Her üç durumu da çözmek ve tatlı krizlerini yenmek mümkün. Sürekli tatlı yeme ihtiyacı, açlık halinde konsantrasyon güçlüğü, sinirlilik, yemekten 3-4 saat sonra anormal acıkma ve gece tatlı isteği gibi şikayetler insülin metabolizmasında bozukluğu düşündürür. Özellikle fazla kilonuz varsa ve bu yağlanma karın bölgenizde dikkat çekiciyse mutlaka bir endokrinoloji ve diyabet uzmanına danışın. Sadece açlık kan şekerine bakmak, böyle bir durum için yeterli değildir. Mutlaka insülin ve glikoz metabolizması beraber değerlendirilmeli. Hatta fazla kilolarınızın sorumlusu bile olabilir. Yedikleriniz enerji olarak kullanılamayıp, yağ olarak depolanıyor olabilir.
Kan şekerinin düşmesine dikkat
- Ara öğünler: Ana öğünlerdeki besin tüketimini azaltıp, 3 ana öğüne 1-2 ara öğün ekleyin. Böylece azar azar ve sık beslenerek kan şekerinin dengede kalmasını sağlayabilirsiniz. Uzun süren açlık durumlarında kan şekeri düşer ve tatlı isteği artar.
- Basit karbonhidrattan komplekse geçiş: Basit karbonhidratlar kan şekerinin daha çabuk yükselip, çok ani düşmesine yol açar. Kompleks karbonhidratlarsa kana daha yavaş geçerek, kan şekerini daha yavaş yükseltip, uzun süre aynı seviyede kalmasını sağlar. Kompleks karbonhidratlara en iyi örnek, bulgur, kuru baklagillerdir, kepekli ürünlerdir. Bunların proteinle tüketimi kan şekeri için daha olumlu bir seçimdir.
- Posa: Posa veya diyet lifinin pek çok faydası olduğu bilinir. Reaktif hipoglisemi durumlarında da faydalıdır. Posa, mide boşalmasını geciktirerek, daha uzun süre tok kalmayı ve kana şekerin daha uzun sürede geçmesini sağlayarak, kan şekerinin ani pikler yapmasını engeller.

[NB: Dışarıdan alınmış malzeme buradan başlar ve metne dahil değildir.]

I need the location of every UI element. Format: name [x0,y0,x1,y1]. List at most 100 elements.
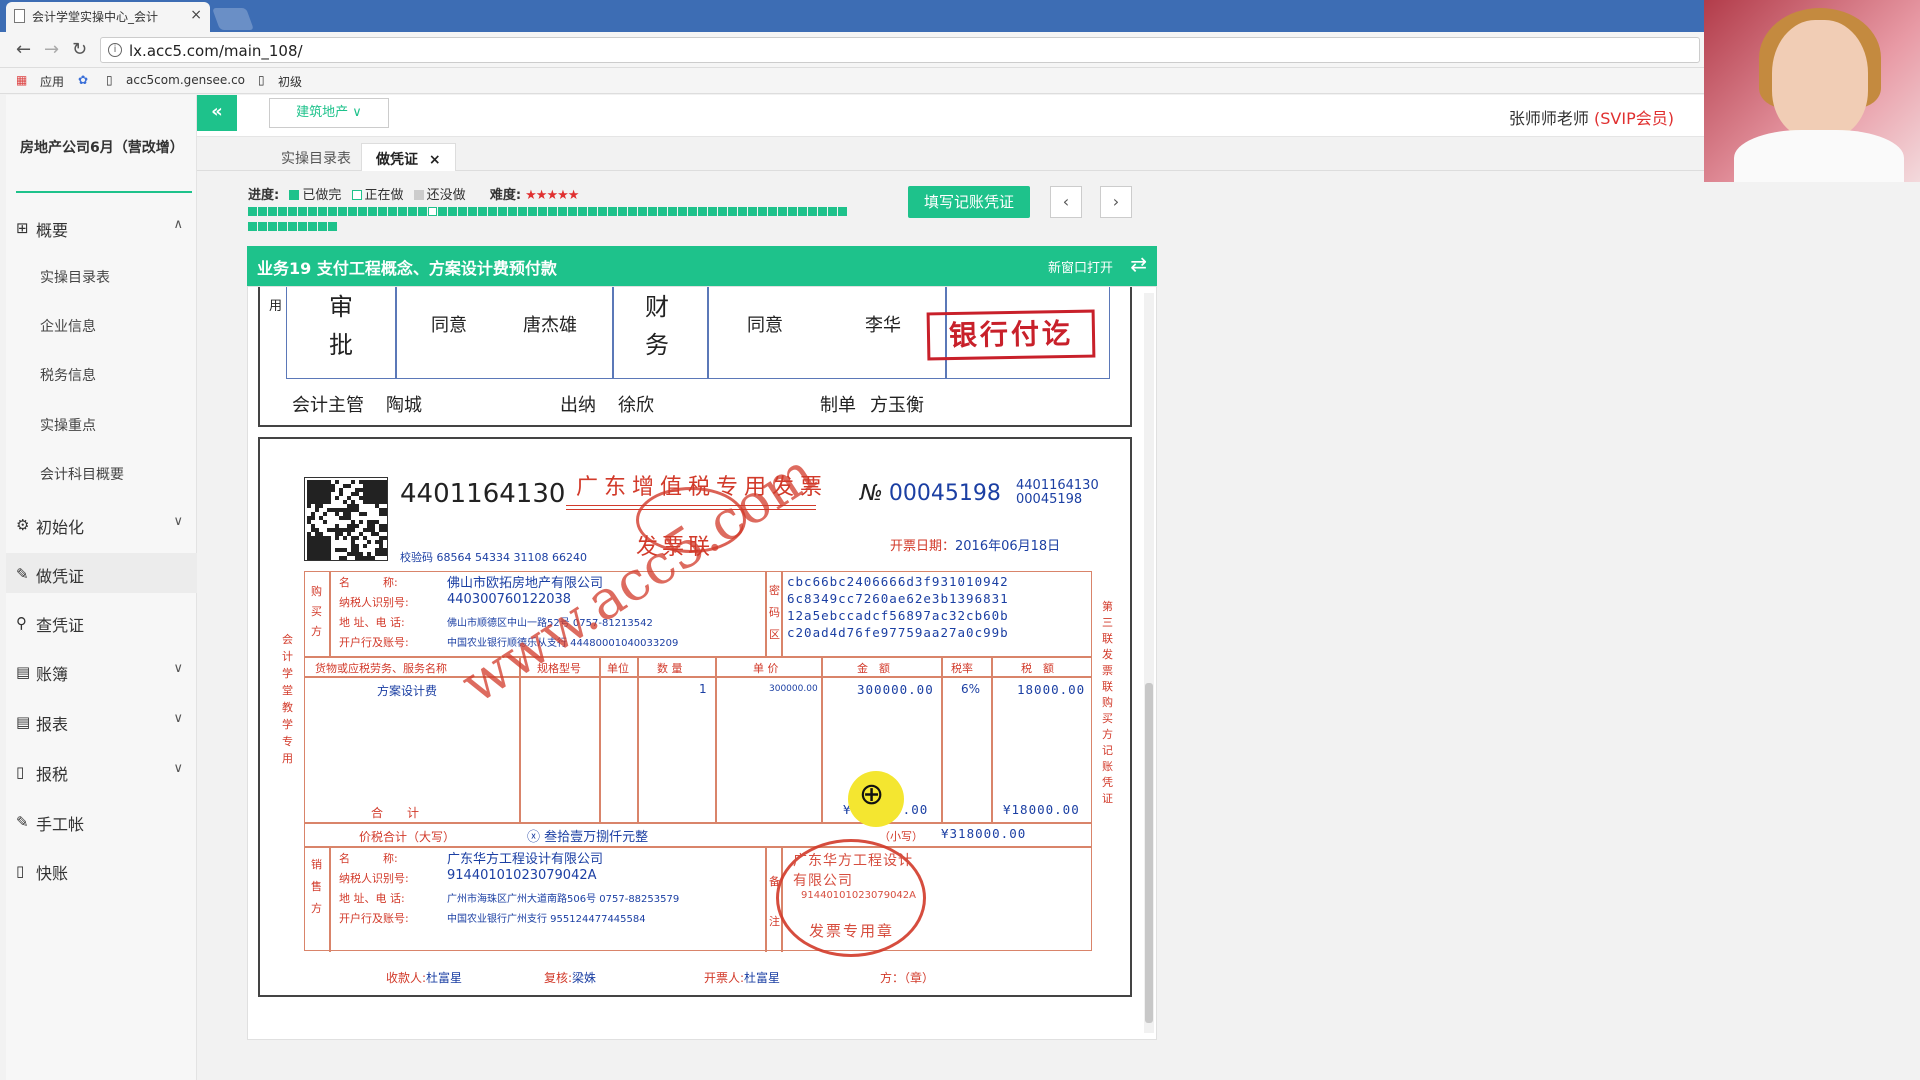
collapse-sidebar-button[interactable]: « [197,95,237,131]
submenu-item[interactable]: 实操目录表 [40,267,110,287]
progress-block[interactable] [518,207,527,216]
progress-block[interactable] [678,207,687,216]
sidebar-item-quick[interactable]: ▯ 快账 [6,850,197,890]
browser-tab[interactable]: 会计学堂实操中心_会计 × [6,2,210,32]
sidebar-item-reports[interactable]: ▤ 报表 ∨ [6,701,197,741]
progress-block[interactable] [558,207,567,216]
user-info[interactable]: 张师师老师 (SVIP会员) [1509,105,1674,129]
viewer-scrollbar[interactable] [1144,293,1154,1033]
progress-block[interactable] [718,207,727,216]
progress-block[interactable] [278,222,287,231]
submenu-item[interactable]: 会计科目概要 [40,464,124,484]
progress-block[interactable] [698,207,707,216]
submenu-item[interactable]: 税务信息 [40,365,96,385]
progress-block[interactable] [808,207,817,216]
progress-block[interactable] [478,207,487,216]
document-viewer[interactable]: 用 审 批 同意 唐杰雄 财 务 同意 李华 银行付讫 会计主管 陶城 出纳 徐… [247,286,1157,1040]
progress-block[interactable] [688,207,697,216]
fill-voucher-button[interactable]: 填写记账凭证 [908,186,1030,218]
prev-button[interactable]: ‹ [1050,186,1082,218]
progress-block[interactable] [418,207,427,216]
progress-block[interactable] [378,207,387,216]
progress-block[interactable] [298,222,307,231]
sidebar-item-init[interactable]: ⚙ 初始化 ∨ [6,504,197,544]
progress-block[interactable] [638,207,647,216]
progress-block[interactable] [768,207,777,216]
bookmark-chuji[interactable]: 初级 [278,73,302,90]
tab-catalog[interactable]: 实操目录表 [267,143,365,171]
progress-block[interactable] [668,207,677,216]
url-input[interactable]: i lx.acc5.com/main_108/ [100,37,1700,63]
close-tab-icon[interactable]: × [190,7,202,23]
progress-block[interactable] [258,222,267,231]
submenu-item[interactable]: 企业信息 [40,316,96,336]
submenu-item[interactable]: 实操重点 [40,415,96,435]
progress-block[interactable] [798,207,807,216]
progress-block[interactable] [708,207,717,216]
progress-block[interactable] [248,222,257,231]
progress-block[interactable] [498,207,507,216]
progress-block[interactable] [658,207,667,216]
progress-block[interactable] [328,222,337,231]
sidebar-item-overview[interactable]: ⊞ 概要 ∧ [6,207,197,247]
reload-icon[interactable]: ↻ [72,39,87,60]
progress-block[interactable] [508,207,517,216]
swap-icon[interactable]: ⇄ [1130,252,1147,276]
progress-block[interactable] [288,222,297,231]
progress-block[interactable] [728,207,737,216]
zoom-in-button[interactable]: ⊕ [848,771,904,827]
progress-block[interactable] [248,207,257,216]
progress-block[interactable] [628,207,637,216]
info-icon[interactable]: i [108,43,122,57]
progress-block[interactable] [298,207,307,216]
progress-block[interactable] [258,207,267,216]
progress-block[interactable] [588,207,597,216]
sidebar-item-tax[interactable]: ▯ 报税 ∨ [6,751,197,791]
sidebar-item-make-voucher[interactable]: ✎ 做凭证 [6,553,197,593]
progress-block[interactable] [458,207,467,216]
progress-block[interactable] [528,207,537,216]
apps-icon[interactable]: ▦ [16,73,27,87]
forward-icon[interactable]: → [44,39,59,60]
progress-block[interactable] [438,207,447,216]
progress-block[interactable] [348,207,357,216]
progress-block[interactable] [328,207,337,216]
progress-block[interactable] [748,207,757,216]
progress-block[interactable] [338,207,347,216]
back-icon[interactable]: ← [16,39,31,60]
progress-block[interactable] [648,207,657,216]
progress-block[interactable] [578,207,587,216]
bookmark-gensee[interactable]: acc5com.gensee.co [126,73,245,87]
progress-block[interactable] [448,207,457,216]
progress-block[interactable] [428,207,437,216]
progress-block[interactable] [618,207,627,216]
progress-block[interactable] [308,207,317,216]
progress-block[interactable] [268,222,277,231]
sidebar-item-search-voucher[interactable]: ⚲ 查凭证 [6,602,197,642]
progress-block[interactable] [408,207,417,216]
progress-block[interactable] [288,207,297,216]
progress-block[interactable] [568,207,577,216]
progress-block[interactable] [608,207,617,216]
progress-block[interactable] [468,207,477,216]
progress-block[interactable] [778,207,787,216]
progress-block[interactable] [548,207,557,216]
progress-block[interactable] [318,207,327,216]
progress-block[interactable] [788,207,797,216]
progress-block[interactable] [358,207,367,216]
next-button[interactable]: › [1100,186,1132,218]
scrollbar-thumb[interactable] [1145,683,1153,1023]
tab-make-voucher[interactable]: 做凭证 × [361,143,456,171]
progress-block[interactable] [818,207,827,216]
progress-block[interactable] [738,207,747,216]
progress-block[interactable] [388,207,397,216]
open-new-window-link[interactable]: 新窗口打开 [1048,257,1113,276]
progress-block[interactable] [268,207,277,216]
progress-block[interactable] [758,207,767,216]
progress-block[interactable] [278,207,287,216]
sidebar-item-ledger[interactable]: ▤ 账簿 ∨ [6,651,197,691]
new-tab-button[interactable] [211,8,255,30]
bookmark-apps[interactable]: 应用 [40,73,64,90]
progress-block[interactable] [398,207,407,216]
progress-block[interactable] [598,207,607,216]
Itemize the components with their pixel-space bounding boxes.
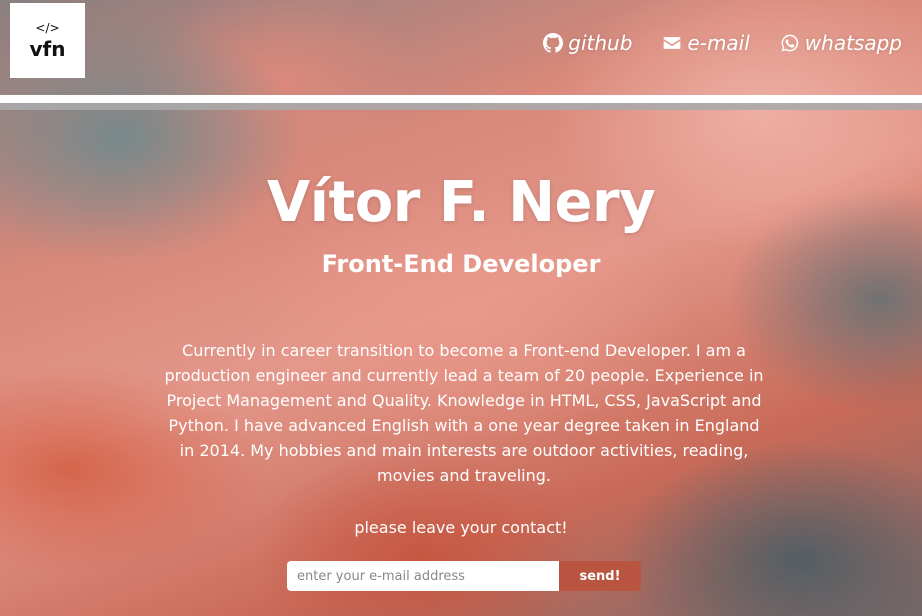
whatsapp-icon	[781, 34, 799, 52]
logo[interactable]: </> vfn	[10, 3, 85, 78]
github-icon	[543, 33, 564, 53]
logo-text: vfn	[29, 36, 66, 61]
send-button[interactable]: send!	[559, 561, 641, 591]
job-title: Front-End Developer	[321, 250, 601, 278]
page-title: Vítor F. Nery	[266, 170, 656, 235]
logo-code-symbol: </>	[35, 20, 60, 35]
header-divider	[0, 95, 922, 103]
nav-link-github[interactable]: github	[543, 31, 632, 55]
header-divider-shadow	[0, 103, 922, 110]
contact-form: send!	[287, 561, 641, 591]
bio-paragraph: Currently in career transition to become…	[164, 341, 764, 485]
email-input[interactable]	[287, 561, 559, 591]
nav-link-email[interactable]: e-mail	[662, 31, 750, 55]
envelope-icon	[664, 37, 681, 49]
top-nav: github e-mail whatsapp	[543, 31, 902, 55]
nav-label-email: e-mail	[687, 31, 750, 55]
nav-label-github: github	[568, 31, 633, 55]
contact-prompt: please leave your contact!	[354, 518, 568, 537]
nav-link-whatsapp[interactable]: whatsapp	[780, 31, 902, 55]
nav-label-whatsapp: whatsapp	[804, 31, 902, 55]
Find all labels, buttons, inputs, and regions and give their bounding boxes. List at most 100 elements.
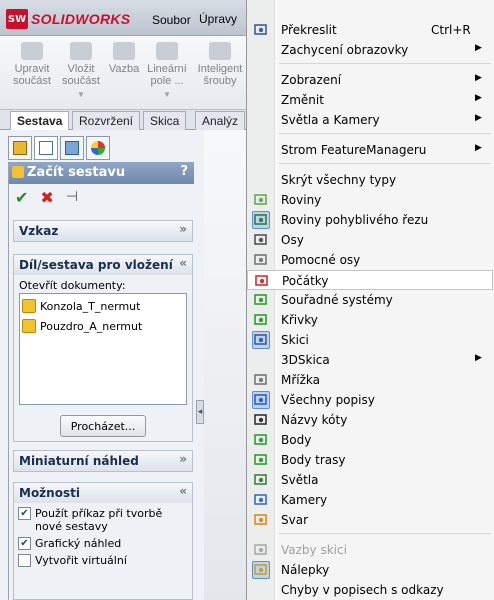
menu-item-label: Překreslit (281, 23, 337, 37)
menu-item[interactable]: Zachycení obrazovky ▶ (247, 40, 493, 60)
chevron-down-icon[interactable]: ▼ (144, 89, 190, 101)
chevron-up-icon[interactable]: « (179, 484, 187, 498)
chevron-down-icon[interactable]: » (179, 222, 187, 236)
menu-item-label: Vazby skici (281, 543, 347, 557)
menu-item[interactable]: Překreslit Ctrl+R (247, 20, 493, 40)
checkbox-make-virtual[interactable] (18, 554, 31, 567)
group-part-assembly-title: Díl/sestava pro vložení (19, 258, 173, 272)
menu-item[interactable]: Souřadné systémy (247, 290, 493, 310)
sketch-relation-icon (252, 541, 270, 559)
menu-item[interactable]: Kamery (247, 490, 493, 510)
menu-item[interactable]: Roviny (247, 190, 493, 210)
group-thumbnail-header[interactable]: Miniaturní náhled » (14, 451, 192, 471)
option-make-virtual[interactable]: Vytvořit virtuální (14, 550, 192, 567)
open-documents-list[interactable]: Konzola_T_nermut Pouzdro_A_nermut (19, 293, 187, 405)
annotation-icon (252, 391, 270, 409)
menu-item[interactable]: Svar (247, 510, 493, 530)
menu-item[interactable]: Světla a Kamery ▶ (247, 110, 493, 130)
list-item[interactable]: Konzola_T_nermut (22, 296, 184, 316)
option-use-command[interactable]: ✔ Použít příkaz při tvorbě nové sestavy (14, 503, 192, 533)
configurationmanager-tab[interactable] (60, 136, 84, 160)
option-make-virtual-label: Vytvořit virtuální (35, 554, 127, 567)
weld-icon (252, 511, 270, 529)
menu-item[interactable]: Body trasy (247, 450, 493, 470)
tab-sestava[interactable]: Sestava (10, 111, 70, 130)
property-manager-actions: ✔ ✖ ⊣ (9, 184, 194, 210)
chevron-up-icon[interactable]: « (179, 256, 187, 270)
menu-item-label: 3DSkica (281, 353, 330, 367)
menu-item[interactable]: Skici (247, 330, 493, 350)
menu-item-label: Všechny popisy (281, 393, 375, 407)
option-graphic-preview-label: Grafický náhled (35, 537, 122, 550)
menu-soubor[interactable]: Soubor (145, 10, 198, 30)
menu-item[interactable]: Světla (247, 470, 493, 490)
linear-pattern-icon (156, 42, 178, 60)
section-plane-icon (252, 211, 270, 229)
configurationmanager-icon (65, 141, 79, 155)
group-part-assembly-header[interactable]: Díl/sestava pro vložení « (14, 255, 192, 275)
menu-item[interactable]: Názvy kóty (247, 410, 493, 430)
option-graphic-preview[interactable]: ✔ Grafický náhled (14, 533, 192, 550)
axis-icon (252, 231, 270, 249)
menu-item[interactable]: Roviny pohyblivého řezu (247, 210, 493, 230)
menu-item[interactable]: Body (247, 430, 493, 450)
checkbox-graphic-preview[interactable]: ✔ (18, 537, 31, 550)
linear-pattern-label-1: Lineární (147, 63, 187, 75)
menu-item[interactable]: Změnit ▶ (247, 90, 493, 110)
menu-item[interactable]: Mřížka (247, 370, 493, 390)
submenu-arrow-icon: ▶ (475, 143, 482, 153)
tab-skica[interactable]: Skica (143, 111, 187, 130)
pushpin-icon[interactable]: ⊣ (66, 189, 78, 205)
propertymanager-icon (39, 141, 53, 155)
propertymanager-tab[interactable] (34, 136, 58, 160)
menu-item-label: Strom FeatureManageru (281, 143, 427, 157)
submenu-arrow-icon: ▶ (475, 93, 482, 103)
application-window: SW SOLIDWORKS Soubor Úpravy Upravit souč… (0, 0, 246, 600)
graphics-area[interactable] (204, 130, 246, 600)
help-icon[interactable]: ? (180, 164, 188, 179)
menu-item[interactable]: Všechny popisy (247, 390, 493, 410)
menu-item[interactable]: Skrýt všechny typy (247, 170, 493, 190)
menu-upravy[interactable]: Úpravy (193, 10, 243, 28)
menu-item[interactable]: Pomocné osy (247, 250, 493, 270)
menu-item[interactable]: Strom FeatureManageru ▶ (247, 140, 493, 160)
insert-component-button[interactable]: Vložit součást ▼ (58, 42, 104, 101)
menu-item[interactable]: Osy (247, 230, 493, 250)
light-icon (252, 471, 270, 489)
featuremanager-tab[interactable] (8, 136, 32, 160)
tab-rozvrzeni[interactable]: Rozvržení (72, 111, 141, 130)
menu-item[interactable]: Nálepky (247, 560, 493, 580)
menu-item-label: Body trasy (281, 453, 346, 467)
menu-item[interactable]: 3DSkica ▶ (247, 350, 493, 370)
cancel-icon[interactable]: ✖ (40, 188, 53, 207)
smart-fasteners-button[interactable]: Inteligent šrouby (194, 42, 246, 87)
group-message-header[interactable]: Vzkaz » (14, 221, 192, 241)
menu-item[interactable]: Křivky (247, 310, 493, 330)
group-options-title: Možnosti (19, 486, 80, 500)
coordinate-system-icon (252, 291, 270, 309)
chevron-down-icon[interactable]: ▼ (58, 89, 104, 101)
panel-collapse-handle[interactable]: ◂ (196, 400, 204, 424)
manager-tabs (8, 136, 110, 162)
menu-item[interactable]: Počátky (247, 270, 493, 290)
ok-icon[interactable]: ✔ (15, 188, 28, 207)
list-item[interactable]: Pouzdro_A_nermut (22, 316, 184, 336)
chevron-down-icon[interactable]: » (179, 452, 187, 466)
group-options-header[interactable]: Možnosti « (14, 483, 192, 503)
displaymanager-tab[interactable] (86, 136, 110, 160)
menu-item-label: Změnit (281, 93, 324, 107)
submenu-arrow-icon: ▶ (475, 43, 482, 53)
menu-item-label: Roviny pohyblivého řezu (281, 213, 429, 227)
browse-button[interactable]: Procházet... (60, 415, 146, 437)
part-icon (22, 319, 36, 333)
edit-component-button[interactable]: Upravit součást (10, 42, 54, 87)
menu-item[interactable]: Chyby v popisech s odkazy (247, 580, 493, 600)
checkbox-use-command[interactable]: ✔ (18, 507, 31, 520)
mate-button[interactable]: Vazba (106, 42, 142, 75)
begin-assembly-icon (12, 166, 24, 178)
tab-analyzy[interactable]: Analýz (195, 111, 246, 130)
menu-item[interactable]: Zobrazení ▶ (247, 70, 493, 90)
linear-pattern-button[interactable]: Lineární pole ... ▼ (144, 42, 190, 101)
edit-component-label-2: součást (13, 75, 51, 87)
menu-item: Vazby skici (247, 540, 493, 560)
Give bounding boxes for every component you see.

- Aç karnına meyve yemeyin: Bozulmuş glukoz toleransı, hipoglisemi ve insülin salınımında bozukluk gibi prediyabet veya diyabet teşhisiniz varsa hem regülasyon hem de tatlı isteğini azaltmak için tek başına meyve yemeyin. Yanına mutlaka protein ekleyin. Protein, şekerin daha yavaş emilmesini sağlar. Peynir, süt, yoğurt, ayran ya da yağlı tohumlar ara öğünlerde meyvenin yanına ilave edilebilir.
Güllaç tarifi
Malzemeler:
- 6 yaprak güllaç
- 500 gram hurma
- 2 yemek kaşığı bal
- 750 ml yağsız süt
- 100 gram ceviz içi
- 2 yemek kaşığı Hindistan cevizi
- Süslemek için yaban mersini
Hazırlanışı:
Sıcak suda bekletilen hurmaların kabuklarını soyun, çekirdeklerini çıkarın. Daha sonra mikserden geçirin. Bir bez yardımıyla süzün, pütürlü kısmı püre, suyunuysa şerbet olarak kullanabilirsiniz. Isıtılmış süt, hurma şerbeti ve balla karıştırın. Güllaç yapraklarını tek tek büyük bir tepside karışımın içine bastırın, daha sonra tepsiye dizin. İki yaprak güllaç koyduktan sonra üzerine hurma püresi ve ceviz ekleyin. Daha sonra iki kat daha güllaç yaprağı koyun ve işlemi tekrarlayın. Üzerini mevsim meyveleriyle süsleyin.